ECB expected to raise interest rates to tackle inflation

ECB expected to raise interest rates to tackle inflation
The European Central Bank looks likely to raise its interest rate to the highest level in more than a decade to tackle soaring inflation.

Economists are predicting a second straight 75 basis-point increase on Thursday. Money-market investors concur, suggesting the deposit rate will double to 1.5 per cent. Inflation is almost 10 per cent, five times the ECB’s medium-term target. But in a potentially more important decision, the bank is also likely to take the first steps to reduce its €8.8 trillion ($8.86tn) balance sheet, bloated by years of debt purchases and ultra cheap loans extended to banks.

"The ECB is still in catch-up mode," BNP Paribas said. "We think there is now a comfortable majority for taking rates into restrictive territory."

Wresting inflation back to an acceptable level is so far taking precedence over shielding the economy from an energy-driven downturn this winter.

After a retreat in the euro, the ECB is also under pressure to match the Federal Reserve’s aggressive increase in rates.

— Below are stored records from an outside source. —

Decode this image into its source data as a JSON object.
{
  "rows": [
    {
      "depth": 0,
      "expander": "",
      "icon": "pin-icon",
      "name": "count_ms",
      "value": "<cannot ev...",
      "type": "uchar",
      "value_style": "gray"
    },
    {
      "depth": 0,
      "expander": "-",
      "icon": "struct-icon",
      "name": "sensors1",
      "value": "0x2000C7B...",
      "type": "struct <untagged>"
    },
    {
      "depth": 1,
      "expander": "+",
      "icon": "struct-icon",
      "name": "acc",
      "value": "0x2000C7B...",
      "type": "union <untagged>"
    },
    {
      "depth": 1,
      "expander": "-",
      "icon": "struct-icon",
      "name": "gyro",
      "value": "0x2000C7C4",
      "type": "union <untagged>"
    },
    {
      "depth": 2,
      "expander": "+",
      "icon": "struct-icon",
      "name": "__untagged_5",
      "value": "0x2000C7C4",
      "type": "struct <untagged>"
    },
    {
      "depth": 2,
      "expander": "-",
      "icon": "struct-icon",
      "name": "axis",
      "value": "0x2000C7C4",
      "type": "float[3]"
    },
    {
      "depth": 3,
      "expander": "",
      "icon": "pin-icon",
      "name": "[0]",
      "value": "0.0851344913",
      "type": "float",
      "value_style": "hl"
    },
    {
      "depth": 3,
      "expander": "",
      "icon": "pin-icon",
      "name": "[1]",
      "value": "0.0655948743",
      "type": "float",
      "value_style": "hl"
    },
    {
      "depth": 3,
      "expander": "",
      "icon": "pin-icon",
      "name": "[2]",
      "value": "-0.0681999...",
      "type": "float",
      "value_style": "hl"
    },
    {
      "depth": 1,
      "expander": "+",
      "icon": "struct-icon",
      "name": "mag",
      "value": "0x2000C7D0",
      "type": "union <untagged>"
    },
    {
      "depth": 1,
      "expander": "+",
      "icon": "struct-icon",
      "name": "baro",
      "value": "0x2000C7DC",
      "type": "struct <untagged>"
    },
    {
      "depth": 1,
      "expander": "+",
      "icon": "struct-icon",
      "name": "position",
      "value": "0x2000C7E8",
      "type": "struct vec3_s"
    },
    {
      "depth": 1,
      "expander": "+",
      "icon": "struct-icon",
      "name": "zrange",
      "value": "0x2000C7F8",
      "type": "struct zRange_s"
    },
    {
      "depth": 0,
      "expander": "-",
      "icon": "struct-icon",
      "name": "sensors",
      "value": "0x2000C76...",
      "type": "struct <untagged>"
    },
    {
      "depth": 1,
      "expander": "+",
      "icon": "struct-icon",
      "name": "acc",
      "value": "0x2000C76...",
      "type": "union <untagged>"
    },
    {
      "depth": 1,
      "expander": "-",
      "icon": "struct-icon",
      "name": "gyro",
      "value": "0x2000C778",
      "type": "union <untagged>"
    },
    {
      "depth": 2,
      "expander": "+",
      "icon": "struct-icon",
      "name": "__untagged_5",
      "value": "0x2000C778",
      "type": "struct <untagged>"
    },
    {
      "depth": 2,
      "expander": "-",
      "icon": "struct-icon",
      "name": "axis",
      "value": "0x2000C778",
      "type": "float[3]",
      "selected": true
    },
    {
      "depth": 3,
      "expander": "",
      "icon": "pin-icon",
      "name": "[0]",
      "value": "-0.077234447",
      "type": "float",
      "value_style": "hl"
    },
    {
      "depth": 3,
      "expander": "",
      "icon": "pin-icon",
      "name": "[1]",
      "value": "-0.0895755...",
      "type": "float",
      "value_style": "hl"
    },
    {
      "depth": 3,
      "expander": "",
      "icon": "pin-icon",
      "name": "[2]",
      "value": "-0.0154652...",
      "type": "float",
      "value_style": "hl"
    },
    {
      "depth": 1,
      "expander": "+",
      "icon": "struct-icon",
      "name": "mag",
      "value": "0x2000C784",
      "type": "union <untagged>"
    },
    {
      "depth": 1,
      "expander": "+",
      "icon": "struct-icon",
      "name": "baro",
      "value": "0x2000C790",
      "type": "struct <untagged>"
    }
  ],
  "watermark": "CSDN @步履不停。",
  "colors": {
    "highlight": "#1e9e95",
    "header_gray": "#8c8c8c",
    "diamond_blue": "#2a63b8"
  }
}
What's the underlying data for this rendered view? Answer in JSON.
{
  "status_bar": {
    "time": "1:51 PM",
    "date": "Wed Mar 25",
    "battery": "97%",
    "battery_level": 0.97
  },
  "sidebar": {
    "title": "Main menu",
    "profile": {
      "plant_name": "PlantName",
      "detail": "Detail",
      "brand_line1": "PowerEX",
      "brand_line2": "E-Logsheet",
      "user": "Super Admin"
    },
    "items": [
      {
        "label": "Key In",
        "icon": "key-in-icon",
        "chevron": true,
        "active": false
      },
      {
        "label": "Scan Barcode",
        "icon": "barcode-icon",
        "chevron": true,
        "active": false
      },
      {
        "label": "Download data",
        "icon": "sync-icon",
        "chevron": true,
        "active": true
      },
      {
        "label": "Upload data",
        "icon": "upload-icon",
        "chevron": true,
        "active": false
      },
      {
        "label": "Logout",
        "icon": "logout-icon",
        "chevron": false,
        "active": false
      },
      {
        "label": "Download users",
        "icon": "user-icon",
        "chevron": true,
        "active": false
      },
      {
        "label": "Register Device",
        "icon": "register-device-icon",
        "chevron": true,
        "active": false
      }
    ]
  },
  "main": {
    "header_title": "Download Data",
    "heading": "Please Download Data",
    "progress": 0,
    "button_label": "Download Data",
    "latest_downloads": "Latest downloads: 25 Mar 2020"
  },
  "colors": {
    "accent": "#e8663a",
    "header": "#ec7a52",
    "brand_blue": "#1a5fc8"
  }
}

Hawkish members of the ECB’s governing council, such as Germany’s Joachim Nagel, insist rates must continue to rise, despite the looming recession, because inflation is alarmingly fast. "Further interest rate hikes will be needed to bring the inflation rate back to 2 per cent in the medium term — not just at the monetary policy meeting at the end of October,” Mr Nagel said in Washington recently. "The ECB governing council must not let up too soon.”

Doubling the deposit rate to 1.5 per cent would bring it much closer to a level that officials consider to have a “neutral” impact on the economy.

Some say rates may have to be pushed beyond that point, into restrictive territory, to get prices under control. Others have cautioned against going too far too quickly, for fear of having to backtrack later — recalling policy errors during the global financial crisis.

There are also signs of emerging political resistance to raising rates into a recession. Italian Prime Minister Giorgia Meloni criticised the ECB in her first speech to parliament this week, while French President Emmanuel Macron has warned against crushing demand through increases.

The pace of increases is likely to slow to 50 basis points in December, according to economists, who see two more steps of half that magnitude before the peak is reached. Indeed, the ECB’s end point is quickly becoming the focus among market watchers.